Lovett glides elegantly through different styles, from doleful acoustic ballads to country swing, from honky-tonk to jazz. Country royalty Emmylou Harris turns up on Walk Through the Bottomland, while tongue-in-cheek offerings like She's Hot To Go or She's No Lady use humour – sometimes aimed at the singer himself – to undercut what in other hands could come across as sexism. In the former, we are told, ‘The preacher asked her, and she said “I do”. The preacher asked me, she said, “Yes, he does too.” The preacher said, “Son, I pronounce you 99 to life. She’s no lady, she’s your wife”.' Similarly, She's Hot To Go sees the singer excitedly describing the visual charms of a lady who has caught his eye, until she turns round and the lyric turns to a panic-stricken repetition of the fact that she’s ugly. A quick drum fill later, one of Lovett’s band responds with ‘Well you’re ugly too’, which sees the singer dismiss his remaining objections and return to enthusiastic admiration and desire.
Set against that humour, there are songs of quiet understatement that suggest a deep hinterland of emotion. Simple Song and Pontiac, for example are textbook examples of the less is more school of thought, powerful and hard-hitting yet gossamer thin if you were to start dissecting them. Any attempt to pigeonhole Lovett on the basis of his songwriting, whether stylistically or lyrically, is doomed to fail. He turns his hand to an eclectic mix of styles and subjects and effortlessly masters all of them.

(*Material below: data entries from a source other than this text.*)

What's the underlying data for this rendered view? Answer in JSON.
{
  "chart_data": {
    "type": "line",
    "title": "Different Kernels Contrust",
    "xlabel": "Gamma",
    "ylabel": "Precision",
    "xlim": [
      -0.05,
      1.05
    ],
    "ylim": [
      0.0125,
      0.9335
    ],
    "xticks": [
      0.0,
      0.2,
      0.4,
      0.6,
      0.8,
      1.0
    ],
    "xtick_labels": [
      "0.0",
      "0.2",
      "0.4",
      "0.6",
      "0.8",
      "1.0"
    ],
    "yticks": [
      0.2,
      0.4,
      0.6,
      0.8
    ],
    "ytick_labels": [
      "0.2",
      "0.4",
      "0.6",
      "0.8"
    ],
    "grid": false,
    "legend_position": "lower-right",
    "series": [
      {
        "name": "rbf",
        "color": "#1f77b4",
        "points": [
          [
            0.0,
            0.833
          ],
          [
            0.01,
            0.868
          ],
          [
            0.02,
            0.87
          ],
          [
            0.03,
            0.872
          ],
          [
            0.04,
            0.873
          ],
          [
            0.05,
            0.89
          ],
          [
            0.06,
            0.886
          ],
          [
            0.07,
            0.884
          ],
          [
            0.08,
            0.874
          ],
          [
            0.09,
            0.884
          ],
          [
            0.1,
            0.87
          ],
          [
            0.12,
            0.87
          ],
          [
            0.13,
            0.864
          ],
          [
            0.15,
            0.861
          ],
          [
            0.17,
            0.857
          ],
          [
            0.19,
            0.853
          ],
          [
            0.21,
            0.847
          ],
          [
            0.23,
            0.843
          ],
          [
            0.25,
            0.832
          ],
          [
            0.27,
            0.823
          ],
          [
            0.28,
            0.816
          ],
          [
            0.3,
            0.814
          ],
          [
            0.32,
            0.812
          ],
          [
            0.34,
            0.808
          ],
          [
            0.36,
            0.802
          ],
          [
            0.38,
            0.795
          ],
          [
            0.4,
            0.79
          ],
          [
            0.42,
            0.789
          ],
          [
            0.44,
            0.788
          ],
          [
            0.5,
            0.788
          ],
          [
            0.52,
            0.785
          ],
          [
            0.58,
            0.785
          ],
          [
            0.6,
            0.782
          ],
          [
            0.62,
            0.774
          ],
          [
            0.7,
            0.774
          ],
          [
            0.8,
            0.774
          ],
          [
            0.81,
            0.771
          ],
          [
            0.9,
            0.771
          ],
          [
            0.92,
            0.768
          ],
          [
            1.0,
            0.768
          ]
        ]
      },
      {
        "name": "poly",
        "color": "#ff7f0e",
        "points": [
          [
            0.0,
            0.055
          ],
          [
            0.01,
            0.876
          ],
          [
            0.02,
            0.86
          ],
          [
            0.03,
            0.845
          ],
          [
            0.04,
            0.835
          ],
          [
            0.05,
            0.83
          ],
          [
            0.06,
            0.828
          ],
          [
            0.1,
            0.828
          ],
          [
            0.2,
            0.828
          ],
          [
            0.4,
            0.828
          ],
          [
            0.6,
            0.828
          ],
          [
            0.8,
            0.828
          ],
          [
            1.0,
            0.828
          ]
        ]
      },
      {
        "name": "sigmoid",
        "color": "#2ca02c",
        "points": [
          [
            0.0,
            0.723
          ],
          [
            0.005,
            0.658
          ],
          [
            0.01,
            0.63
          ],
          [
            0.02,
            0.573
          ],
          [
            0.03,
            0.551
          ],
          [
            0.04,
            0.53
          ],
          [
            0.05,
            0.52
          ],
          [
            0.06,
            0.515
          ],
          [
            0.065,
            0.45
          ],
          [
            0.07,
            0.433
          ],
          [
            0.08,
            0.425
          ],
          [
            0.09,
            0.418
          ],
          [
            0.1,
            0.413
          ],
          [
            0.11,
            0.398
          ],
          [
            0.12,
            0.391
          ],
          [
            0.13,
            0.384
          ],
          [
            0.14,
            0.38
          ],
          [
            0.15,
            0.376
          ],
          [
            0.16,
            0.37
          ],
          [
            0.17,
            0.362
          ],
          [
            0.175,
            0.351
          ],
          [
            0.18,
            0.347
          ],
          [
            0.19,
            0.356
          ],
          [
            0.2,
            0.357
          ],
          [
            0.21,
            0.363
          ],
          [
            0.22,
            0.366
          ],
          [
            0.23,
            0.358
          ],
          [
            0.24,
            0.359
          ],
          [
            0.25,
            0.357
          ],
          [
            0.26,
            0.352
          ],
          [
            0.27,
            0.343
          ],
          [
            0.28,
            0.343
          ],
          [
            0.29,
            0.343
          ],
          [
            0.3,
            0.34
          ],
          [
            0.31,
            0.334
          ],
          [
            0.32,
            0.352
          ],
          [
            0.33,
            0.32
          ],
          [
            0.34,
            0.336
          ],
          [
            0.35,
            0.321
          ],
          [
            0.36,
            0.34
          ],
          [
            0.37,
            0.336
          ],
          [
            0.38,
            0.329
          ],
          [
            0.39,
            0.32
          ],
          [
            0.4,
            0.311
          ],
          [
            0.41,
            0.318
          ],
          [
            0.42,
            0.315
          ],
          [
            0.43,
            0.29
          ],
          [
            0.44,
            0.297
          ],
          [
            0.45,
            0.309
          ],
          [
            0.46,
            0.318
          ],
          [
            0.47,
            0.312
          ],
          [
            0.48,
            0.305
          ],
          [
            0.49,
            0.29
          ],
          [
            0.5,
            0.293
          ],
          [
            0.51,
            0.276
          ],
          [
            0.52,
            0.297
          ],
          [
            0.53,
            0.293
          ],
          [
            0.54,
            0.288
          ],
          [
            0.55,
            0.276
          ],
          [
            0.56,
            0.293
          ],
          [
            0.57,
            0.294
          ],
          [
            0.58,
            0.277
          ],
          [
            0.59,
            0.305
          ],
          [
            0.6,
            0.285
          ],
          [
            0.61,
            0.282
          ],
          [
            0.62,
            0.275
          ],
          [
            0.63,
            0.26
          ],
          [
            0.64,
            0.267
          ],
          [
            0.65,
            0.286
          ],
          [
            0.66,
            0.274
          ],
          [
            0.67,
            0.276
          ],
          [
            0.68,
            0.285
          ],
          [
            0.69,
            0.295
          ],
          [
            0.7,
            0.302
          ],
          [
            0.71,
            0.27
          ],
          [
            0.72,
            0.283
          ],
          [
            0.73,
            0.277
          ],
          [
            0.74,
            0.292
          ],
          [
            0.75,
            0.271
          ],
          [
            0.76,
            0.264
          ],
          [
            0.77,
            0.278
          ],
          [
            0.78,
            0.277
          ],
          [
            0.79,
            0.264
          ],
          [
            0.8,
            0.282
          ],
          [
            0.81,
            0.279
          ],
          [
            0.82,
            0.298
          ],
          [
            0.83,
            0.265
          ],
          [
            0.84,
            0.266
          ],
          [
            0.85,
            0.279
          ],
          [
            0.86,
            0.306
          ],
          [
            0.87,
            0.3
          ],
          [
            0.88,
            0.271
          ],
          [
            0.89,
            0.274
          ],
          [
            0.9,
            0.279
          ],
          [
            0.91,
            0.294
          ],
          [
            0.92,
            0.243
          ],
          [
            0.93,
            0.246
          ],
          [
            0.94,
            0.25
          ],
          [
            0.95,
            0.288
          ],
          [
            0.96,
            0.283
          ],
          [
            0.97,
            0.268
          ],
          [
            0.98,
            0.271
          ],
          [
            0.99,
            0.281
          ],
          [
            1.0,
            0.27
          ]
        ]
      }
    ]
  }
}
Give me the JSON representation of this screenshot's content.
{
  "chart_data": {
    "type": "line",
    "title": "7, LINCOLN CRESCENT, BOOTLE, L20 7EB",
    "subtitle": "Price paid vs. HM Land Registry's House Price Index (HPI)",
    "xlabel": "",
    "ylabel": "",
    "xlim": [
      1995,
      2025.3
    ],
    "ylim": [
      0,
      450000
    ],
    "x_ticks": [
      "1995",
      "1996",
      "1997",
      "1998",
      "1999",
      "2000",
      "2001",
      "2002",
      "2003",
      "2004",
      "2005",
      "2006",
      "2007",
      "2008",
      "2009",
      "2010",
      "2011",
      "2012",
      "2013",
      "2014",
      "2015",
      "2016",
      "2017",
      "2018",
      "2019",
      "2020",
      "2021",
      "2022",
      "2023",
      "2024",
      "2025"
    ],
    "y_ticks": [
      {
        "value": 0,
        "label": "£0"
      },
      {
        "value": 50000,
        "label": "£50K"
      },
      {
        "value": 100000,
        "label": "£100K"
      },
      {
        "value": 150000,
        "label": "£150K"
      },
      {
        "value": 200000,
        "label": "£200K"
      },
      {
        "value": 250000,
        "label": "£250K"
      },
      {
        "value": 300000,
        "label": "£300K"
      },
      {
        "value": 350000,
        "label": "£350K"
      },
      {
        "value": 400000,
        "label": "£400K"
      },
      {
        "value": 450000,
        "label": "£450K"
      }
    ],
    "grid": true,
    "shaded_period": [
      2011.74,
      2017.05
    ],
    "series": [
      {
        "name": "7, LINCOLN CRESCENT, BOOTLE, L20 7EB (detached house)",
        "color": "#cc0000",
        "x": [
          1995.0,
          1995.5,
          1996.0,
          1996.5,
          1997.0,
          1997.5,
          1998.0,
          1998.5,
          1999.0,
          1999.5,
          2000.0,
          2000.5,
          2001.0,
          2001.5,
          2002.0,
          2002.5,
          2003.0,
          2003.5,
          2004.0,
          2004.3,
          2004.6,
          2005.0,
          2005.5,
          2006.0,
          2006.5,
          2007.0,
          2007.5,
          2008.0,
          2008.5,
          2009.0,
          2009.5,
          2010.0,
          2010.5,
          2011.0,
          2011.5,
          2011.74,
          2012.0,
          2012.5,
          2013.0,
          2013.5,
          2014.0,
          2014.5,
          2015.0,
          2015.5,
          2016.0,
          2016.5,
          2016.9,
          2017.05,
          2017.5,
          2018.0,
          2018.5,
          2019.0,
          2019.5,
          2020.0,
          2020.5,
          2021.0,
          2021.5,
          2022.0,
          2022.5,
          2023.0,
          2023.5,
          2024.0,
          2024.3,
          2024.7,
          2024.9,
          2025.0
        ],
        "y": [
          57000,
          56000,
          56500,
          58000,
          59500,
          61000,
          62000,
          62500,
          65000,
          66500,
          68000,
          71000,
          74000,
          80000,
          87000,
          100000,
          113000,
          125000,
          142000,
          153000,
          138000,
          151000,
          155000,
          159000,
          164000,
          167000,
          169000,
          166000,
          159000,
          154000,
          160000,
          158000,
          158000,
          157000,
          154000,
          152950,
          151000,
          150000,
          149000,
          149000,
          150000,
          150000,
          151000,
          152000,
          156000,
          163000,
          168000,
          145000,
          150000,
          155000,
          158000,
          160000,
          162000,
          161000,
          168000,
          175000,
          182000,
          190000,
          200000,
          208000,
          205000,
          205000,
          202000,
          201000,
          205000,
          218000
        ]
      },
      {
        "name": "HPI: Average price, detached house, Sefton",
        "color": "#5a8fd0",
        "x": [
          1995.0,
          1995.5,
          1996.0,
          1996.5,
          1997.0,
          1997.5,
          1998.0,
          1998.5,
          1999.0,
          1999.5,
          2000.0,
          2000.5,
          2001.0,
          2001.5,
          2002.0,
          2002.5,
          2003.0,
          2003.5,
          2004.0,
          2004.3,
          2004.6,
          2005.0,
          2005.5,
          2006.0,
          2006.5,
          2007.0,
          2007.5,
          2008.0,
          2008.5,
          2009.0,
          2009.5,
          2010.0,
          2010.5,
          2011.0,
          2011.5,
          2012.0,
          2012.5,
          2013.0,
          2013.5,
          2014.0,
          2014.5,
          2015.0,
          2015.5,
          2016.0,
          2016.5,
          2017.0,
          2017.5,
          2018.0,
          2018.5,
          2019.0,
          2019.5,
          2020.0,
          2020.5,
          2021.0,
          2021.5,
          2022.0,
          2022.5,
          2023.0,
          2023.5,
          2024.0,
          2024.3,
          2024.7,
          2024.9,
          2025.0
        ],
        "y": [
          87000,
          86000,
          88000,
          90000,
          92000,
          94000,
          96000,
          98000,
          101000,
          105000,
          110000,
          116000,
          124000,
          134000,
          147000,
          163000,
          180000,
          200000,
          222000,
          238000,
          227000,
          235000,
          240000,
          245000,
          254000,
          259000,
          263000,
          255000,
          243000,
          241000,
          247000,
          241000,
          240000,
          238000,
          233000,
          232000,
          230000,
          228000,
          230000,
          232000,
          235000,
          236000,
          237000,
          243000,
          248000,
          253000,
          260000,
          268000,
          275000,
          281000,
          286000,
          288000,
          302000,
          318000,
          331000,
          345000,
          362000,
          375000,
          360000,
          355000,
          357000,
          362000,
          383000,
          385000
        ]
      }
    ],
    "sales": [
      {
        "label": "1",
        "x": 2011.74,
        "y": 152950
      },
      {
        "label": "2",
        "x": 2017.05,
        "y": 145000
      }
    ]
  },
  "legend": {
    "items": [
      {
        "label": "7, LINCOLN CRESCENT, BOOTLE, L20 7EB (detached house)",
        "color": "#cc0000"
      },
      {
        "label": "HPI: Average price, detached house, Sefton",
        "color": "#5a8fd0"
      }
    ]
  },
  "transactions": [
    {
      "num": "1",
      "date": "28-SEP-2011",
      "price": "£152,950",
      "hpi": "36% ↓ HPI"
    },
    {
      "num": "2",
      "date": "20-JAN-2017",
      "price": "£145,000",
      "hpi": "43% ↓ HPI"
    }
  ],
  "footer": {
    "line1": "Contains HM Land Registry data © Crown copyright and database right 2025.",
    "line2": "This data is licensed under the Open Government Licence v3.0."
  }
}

Perhaps the song on the album that best stands up to the vast shadow cast by If I Had a Boat is LA County. I’ve seen Lovett perform it live on a number of occasions, and it says something for a song if even the ad hoc introduction sticks in the memory decades later. I remember Lovett once explaining that, ‘Whenever I write a song, one thing I always try to remember is to make myself look as good as possible,’ before pausing for a perfectly judged beat and adding, ‘With this one, I’m not sure what went wrong.’ If you listen to the song, with its gradually unravelling storyline of lost love and a murderous road trip, you’ll see what he means.
Lovett himself is more familiar to non-country fans as the voice who duets with Randy Newman on You've Got a Friend In Me at the end of Toy Story 2 (1999), as a sometime actor – he had parts in The Player (1992) and Short Cuts (1993), among others – and as a former husband to Julia Roberts. I remember seeing him play Hammersmith Odeon at one point in the 1990s where an irritating American woman some rows behind me kept calling stuff out between songs. Lovett seemed graciously indulgent rather than nipping her interruptions in the bud, and when news broke of his marriage to Roberts not long after, I wondered whether the irritating American had been, in fact, the world famous actress. Lovett himself is no oil painting (as he reminds us in She's Hot To Go), and I remember as a single man at the time feeling that if he could marry Juliet Roberts, it gave hope to us all.
But Lovett deserves to be remembered in his own right. If he managed to punch above his weight in looks, he was certainly Ms Roberts’ equal in terms of talent. As a performer and – especially – a songwriter, he deserves to be much more widely hailed. One review of Pontiac describes it as ‘a terrific showcase of his subversive and idiosyncratic country style’, with its songwriting ‘landing somewhere between magical realism and creative nonfiction’. That’ll do for me.